LBO case study - back to basics!
Hey guys, really silly question but need your help.
I am about to do an LBO case study next week, and even though it's not my first one - I think I still don't know how to get to the price. Do you typically leave the entry price blank and model the whole thing out based on say 25% IRR and then use goal seek to get the entry price? Cause the way I was doing it my whole life was to put some approximate dummy for entry price and then manipulate it until the IRR gets to where I need it to be.
Is the goal seek (setting IRR to 25% and having entry multiple as a variable) the way to do it? Sensitivity tables do the same trick as long as you have some idea in what zipcode the price should land.

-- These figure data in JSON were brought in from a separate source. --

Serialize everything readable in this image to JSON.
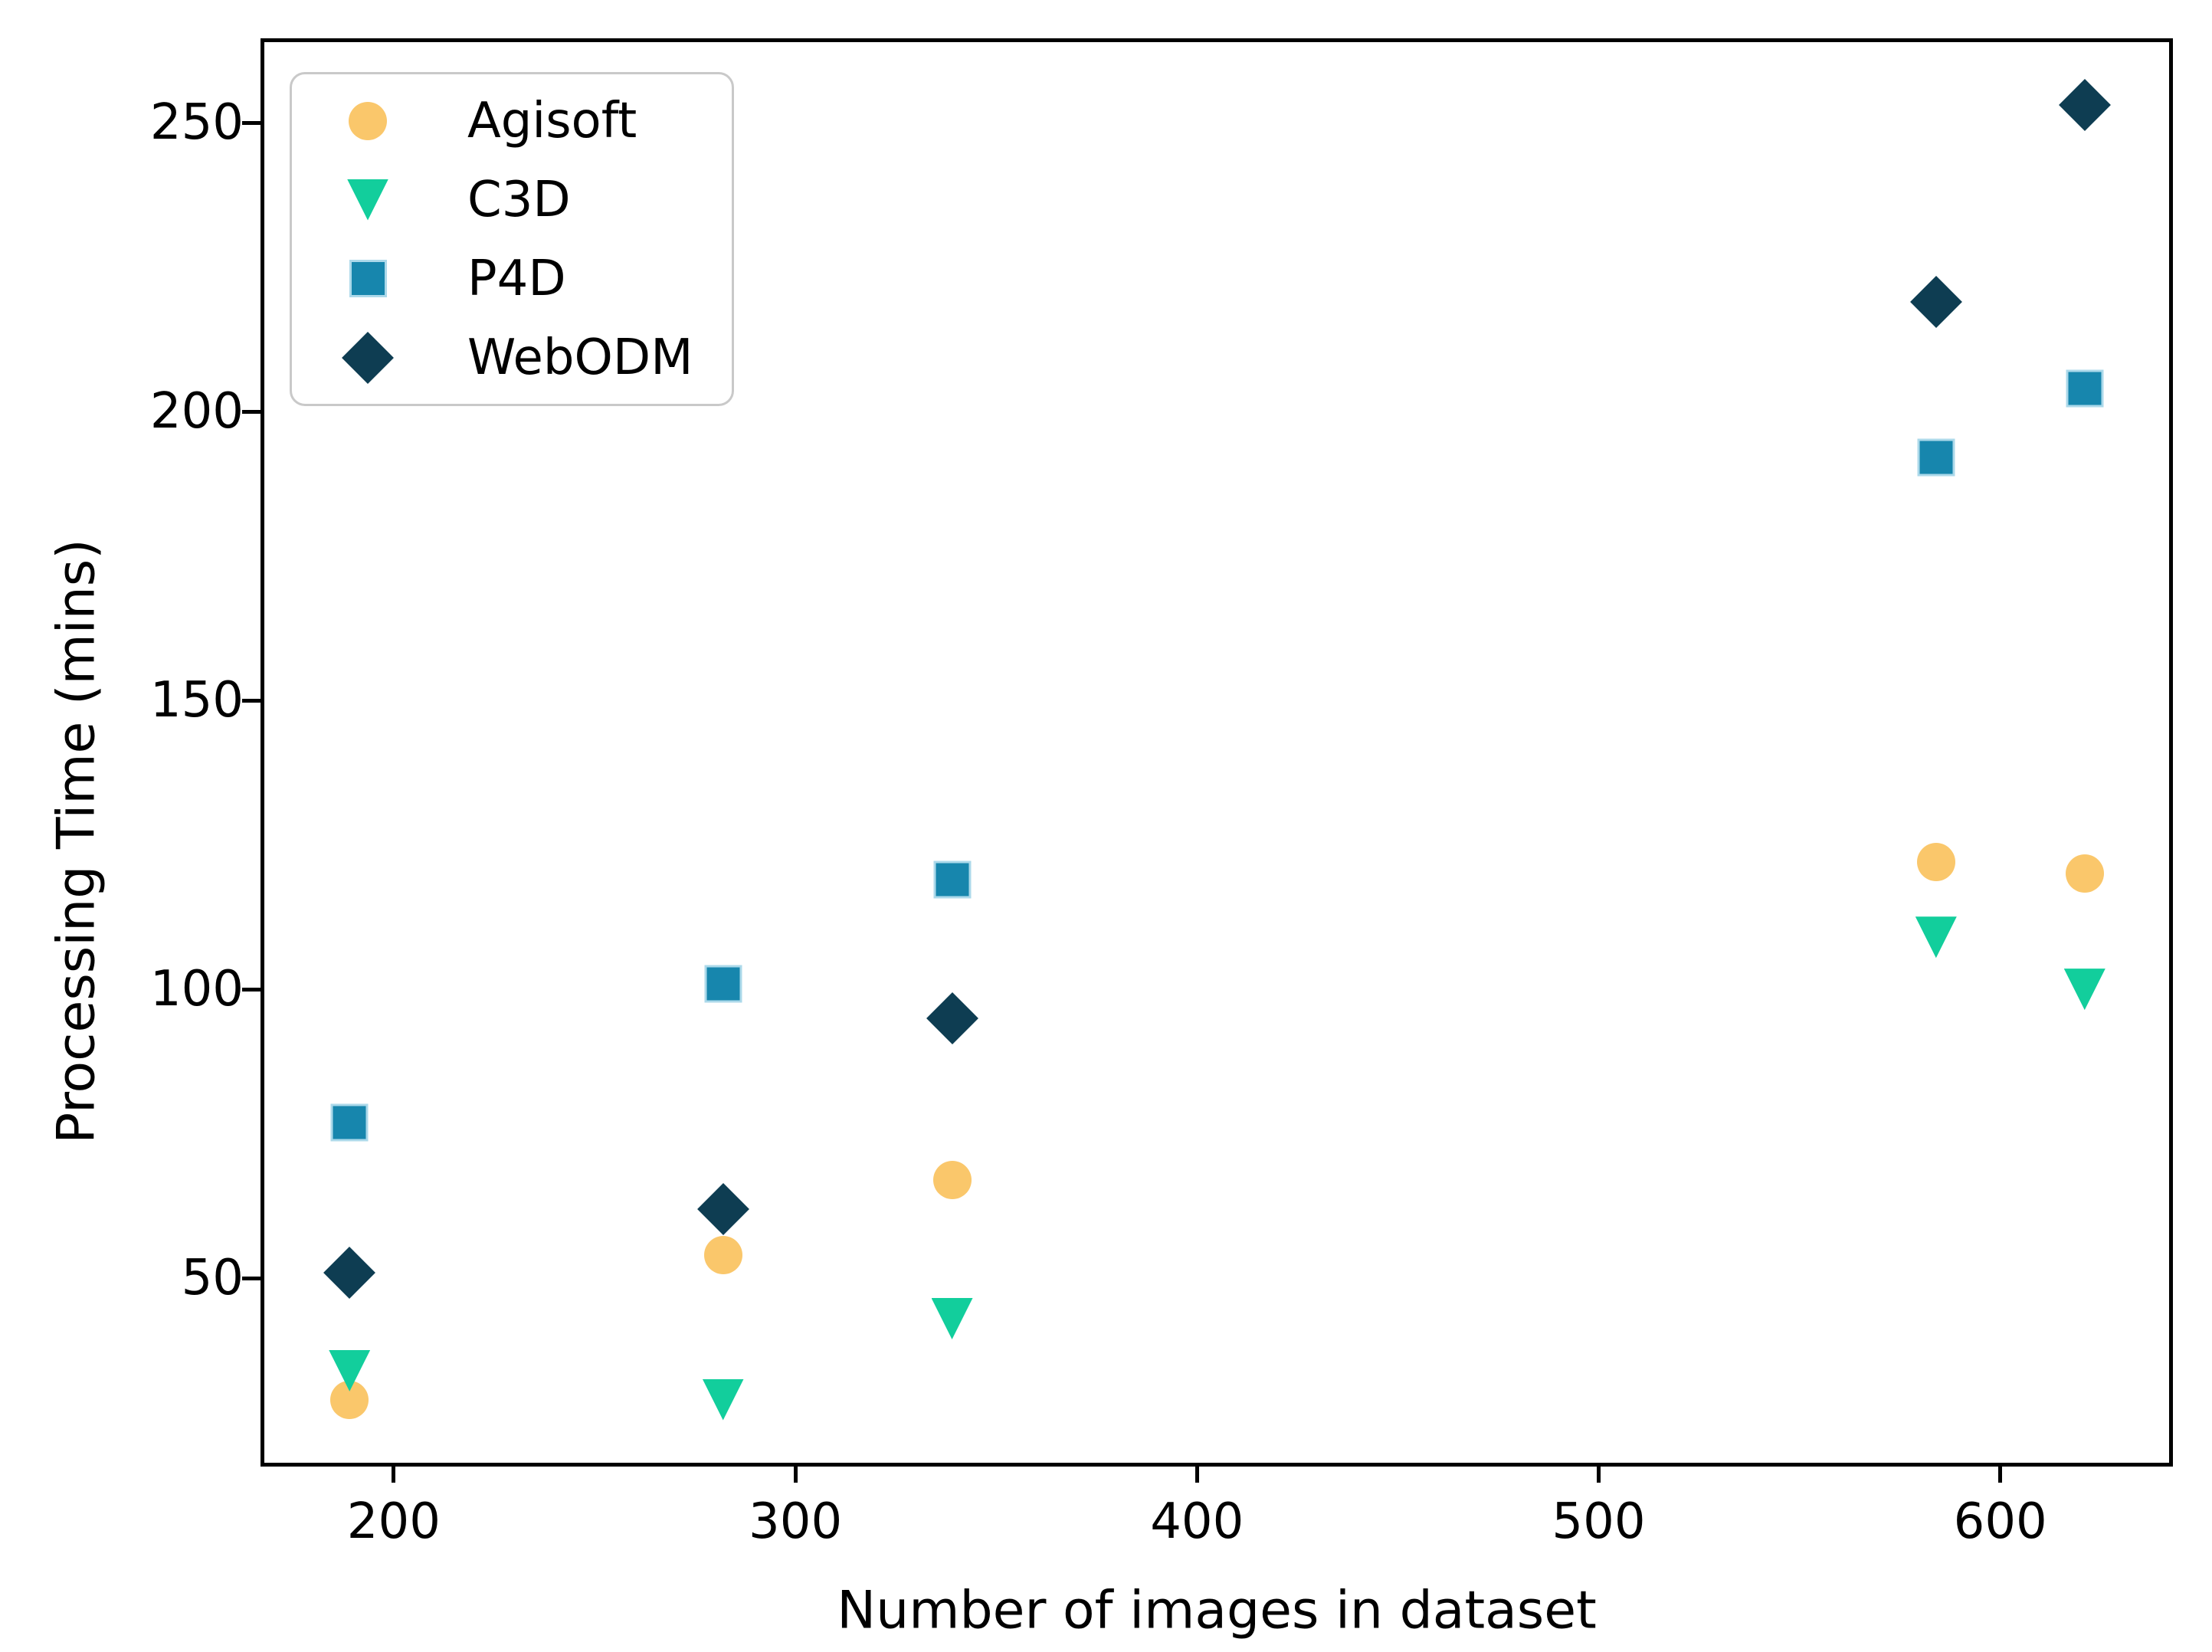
{
  "figure": {
    "xlabel": "Number of images in dataset",
    "ylabel": "Processing Time (mins)"
  },
  "legend": {
    "position": "upper left",
    "items": [
      {
        "label": "Agisoft",
        "marker": "circle"
      },
      {
        "label": "C3D",
        "marker": "triangle-down"
      },
      {
        "label": "P4D",
        "marker": "square"
      },
      {
        "label": "WebODM",
        "marker": "diamond"
      }
    ]
  },
  "chart_data": {
    "type": "scatter",
    "title": "",
    "xlabel": "Number of images in dataset",
    "ylabel": "Processing Time (mins)",
    "x": [
      189,
      282,
      339,
      584,
      621
    ],
    "series": [
      {
        "name": "Agisoft",
        "marker": "circle",
        "color": "#FAC76B",
        "values": [
          29,
          54,
          67,
          122,
          120
        ]
      },
      {
        "name": "C3D",
        "marker": "triangle-down",
        "color": "#12CE9C",
        "values": [
          34,
          29,
          43,
          109,
          100
        ]
      },
      {
        "name": "P4D",
        "marker": "square",
        "color": "#1786AD",
        "edge_color": "#ACD9EA",
        "values": [
          77,
          101,
          119,
          192,
          204
        ]
      },
      {
        "name": "WebODM",
        "marker": "diamond",
        "color": "#0E3D52",
        "values": [
          51,
          62,
          95,
          219,
          253
        ]
      }
    ],
    "xticks": [
      200,
      300,
      400,
      500,
      600
    ],
    "yticks": [
      50,
      100,
      150,
      200,
      250
    ],
    "xlim": [
      167.4,
      642.6
    ],
    "ylim": [
      17.8,
      264.2
    ],
    "grid": false,
    "legend_position": "upper left",
    "background": "#ffffff",
    "axis_color": "#000000"
  }
}
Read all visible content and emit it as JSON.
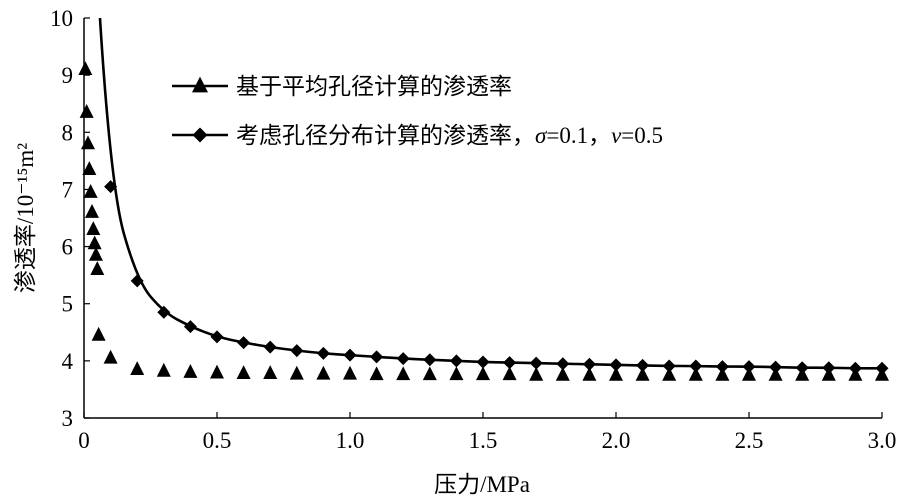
{
  "chart_data": {
    "type": "line",
    "xlabel": "压力/MPa",
    "ylabel": "渗透率/10⁻¹⁵m²",
    "xlim": [
      0,
      3.0
    ],
    "ylim": [
      3,
      10
    ],
    "x_ticks": [
      "0",
      "0.5",
      "1.0",
      "1.5",
      "2.0",
      "2.5",
      "3.0"
    ],
    "y_ticks": [
      "3",
      "4",
      "5",
      "6",
      "7",
      "8",
      "9",
      "10"
    ],
    "grid": false,
    "legend_position": "top-center",
    "series": [
      {
        "name": "基于平均孔径计算的渗透率",
        "marker": "triangle",
        "line": false,
        "color": "#000000",
        "x": [
          0.005,
          0.01,
          0.015,
          0.02,
          0.025,
          0.03,
          0.035,
          0.04,
          0.045,
          0.05,
          0.055,
          0.1,
          0.2,
          0.3,
          0.4,
          0.5,
          0.6,
          0.7,
          0.8,
          0.9,
          1.0,
          1.1,
          1.2,
          1.3,
          1.4,
          1.5,
          1.6,
          1.7,
          1.8,
          1.9,
          2.0,
          2.1,
          2.2,
          2.3,
          2.4,
          2.5,
          2.6,
          2.7,
          2.8,
          2.9,
          3.0
        ],
        "y": [
          9.1,
          8.35,
          7.8,
          7.35,
          6.95,
          6.6,
          6.3,
          6.05,
          5.85,
          5.6,
          4.45,
          4.05,
          3.85,
          3.82,
          3.8,
          3.79,
          3.78,
          3.78,
          3.77,
          3.77,
          3.77,
          3.76,
          3.76,
          3.76,
          3.76,
          3.76,
          3.76,
          3.75,
          3.75,
          3.75,
          3.75,
          3.75,
          3.75,
          3.75,
          3.75,
          3.75,
          3.75,
          3.75,
          3.75,
          3.75,
          3.75
        ]
      },
      {
        "name": "考虑孔径分布计算的渗透率，σ=0.1，ν=0.5",
        "legend_parts": [
          "考虑孔径分布计算的渗透率，",
          "σ",
          "=0.1，",
          "ν",
          "=0.5"
        ],
        "marker": "diamond",
        "line": true,
        "color": "#000000",
        "x": [
          0.1,
          0.2,
          0.3,
          0.4,
          0.5,
          0.6,
          0.7,
          0.8,
          0.9,
          1.0,
          1.1,
          1.2,
          1.3,
          1.4,
          1.5,
          1.6,
          1.7,
          1.8,
          1.9,
          2.0,
          2.1,
          2.2,
          2.3,
          2.4,
          2.5,
          2.6,
          2.7,
          2.8,
          2.9,
          3.0
        ],
        "y": [
          7.05,
          5.4,
          4.85,
          4.6,
          4.42,
          4.32,
          4.24,
          4.18,
          4.13,
          4.1,
          4.07,
          4.04,
          4.02,
          4.0,
          3.98,
          3.97,
          3.96,
          3.95,
          3.94,
          3.93,
          3.92,
          3.91,
          3.91,
          3.9,
          3.9,
          3.89,
          3.88,
          3.88,
          3.87,
          3.87
        ],
        "curve_start": [
          0.06,
          10.0
        ]
      }
    ]
  }
}
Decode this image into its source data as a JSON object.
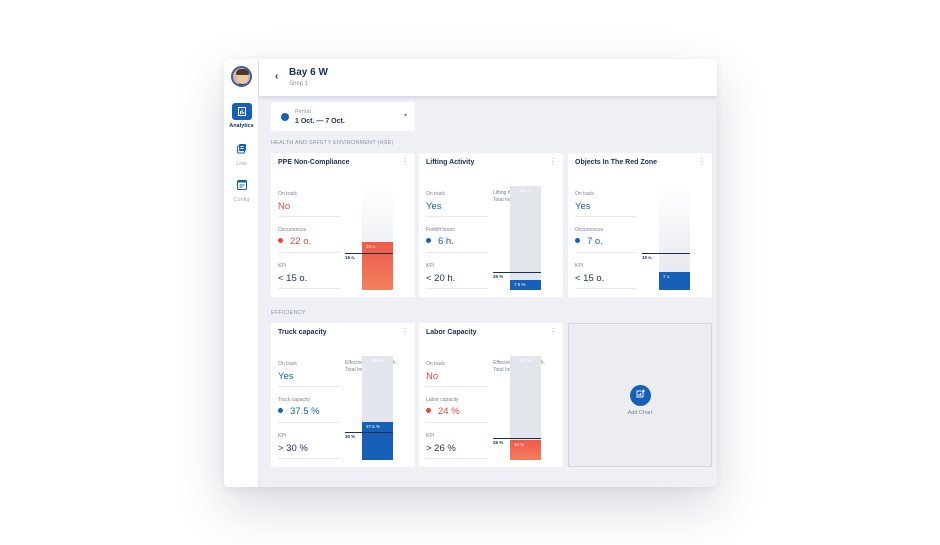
{
  "header": {
    "title": "Bay 6 W",
    "subtitle": "Shop 1",
    "back_icon": "chevron-left-icon"
  },
  "sidebar": {
    "items": [
      {
        "label": "Analytics",
        "icon": "analytics-icon",
        "active": true
      },
      {
        "label": "Line",
        "icon": "line-icon",
        "active": false
      },
      {
        "label": "Config",
        "icon": "config-icon",
        "active": false
      }
    ]
  },
  "period": {
    "label": "Period",
    "value": "1 Oct. — 7 Oct."
  },
  "sections": {
    "hse": "HEALTH AND SAFETY ENVIRONMENT (HSE)",
    "efficiency": "EFFICIENCY"
  },
  "cards": [
    {
      "title": "PPE Non-Compliance",
      "on_track_label": "On track",
      "on_track_value": "No",
      "metric_label": "Occurrences",
      "metric_value": "22 o.",
      "kpi_label": "KPI",
      "kpi_value": "< 15 o.",
      "info_line1": "",
      "info_line2": "",
      "bar_label": "22 o.",
      "bar_color": "#e8483c",
      "kpi_marker": "15 o.",
      "full_label": ""
    },
    {
      "title": "Lifting Activity",
      "on_track_label": "On track",
      "on_track_value": "Yes",
      "metric_label": "Forklift hours",
      "metric_value": "6 h.",
      "kpi_label": "KPI",
      "kpi_value": "< 20 h.",
      "info_line1": "Lifting hours — 6 h.",
      "info_line2": "Total hours — 80 h.",
      "bar_label": "7.5 %",
      "bar_color": "#1760b8",
      "kpi_marker": "25 %",
      "full_label": "100 %"
    },
    {
      "title": "Objects In The Red Zone",
      "on_track_label": "On track",
      "on_track_value": "Yes",
      "metric_label": "Occurrences",
      "metric_value": "7 o.",
      "kpi_label": "KPI",
      "kpi_value": "< 15 o.",
      "info_line1": "",
      "info_line2": "",
      "bar_label": "7 o.",
      "bar_color": "#1760b8",
      "kpi_marker": "15 o.",
      "full_label": ""
    },
    {
      "title": "Truck capacity",
      "on_track_label": "On track",
      "on_track_value": "Yes",
      "metric_label": "Truck capacity",
      "metric_value": "37.5 %",
      "kpi_label": "KPI",
      "kpi_value": "> 30 %",
      "info_line1": "Effective hours — 30 h.",
      "info_line2": "Total hours — 80 h.",
      "bar_label": "37.5 %",
      "bar_color": "#1760b8",
      "kpi_marker": "30 %",
      "full_label": "100 %"
    },
    {
      "title": "Labor Capacity",
      "on_track_label": "On track",
      "on_track_value": "No",
      "metric_label": "Labor capacity",
      "metric_value": "24 %",
      "kpi_label": "KPI",
      "kpi_value": "> 26 %",
      "info_line1": "Effective hours — 58 h.",
      "info_line2": "Total hours — 240 h.",
      "bar_label": "24 %",
      "bar_color": "#e8483c",
      "kpi_marker": "26 %",
      "full_label": "100 %"
    }
  ],
  "add_chart": {
    "label": "Add Chart",
    "icon": "add-chart-icon"
  },
  "colors": {
    "accent": "#1760b8",
    "negative": "#e8483c",
    "text": "#1b2f55"
  }
}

In other words - how do you actually derive the price in an LBO?
Again - really sorry for the dumb question, but appreciate some help!
Just to add to that - to model it out you kind of need to know the amount of debt you gonna have but if you find the price in the end of the exercise - how do you even do sources and uses?
Keep it dynamic. Yes, you need to have debt assumptions but they can be LTV/LTC percentages, and fees as basis points, etc. etc. Should not just be a fixed debt amount, if you don't start out with a PP assumption.
When you have an enterprise value, you subtract debt at the end of your LBO investment period to get equity value. Then if you have FDSO, you get price per share.
You have LTM EBITDA and an Entry Multiple for TEV.
Maybe I didn't understand your question right. That's how I did it.
You clearly did not understand his question
There are two main ways to frame it up in my mind:
1. Here are the assumptions made / provided (debt, income statement projections, etc.), and here is what the IRR/MOIC is. Good deal or bad deal, and why?
2. Here are the assumptions you need to believe in order to do the deal (sales grow at x% CAGR, EBITDA margins at y%, buy the company for 8x multiple, etc.)
I think you have the right idea in mind. You should be making debt assumptions based off what is reasonable- what do you typically see in market for senior vs subordinate and look at certain metrics like fixed coverage ratio…for final price, I think you have the right idea. You’re setting the price to get to your target IRR (which could be 20%, 25%, etc.)…obviously, how sensible a price you’re setting depends on your other assumptions.
I’m very new and have an LBO modeling test this week for a generalist fund. What would be a good ballpark of assumptions for debt v. Equity breakdown within purchase price?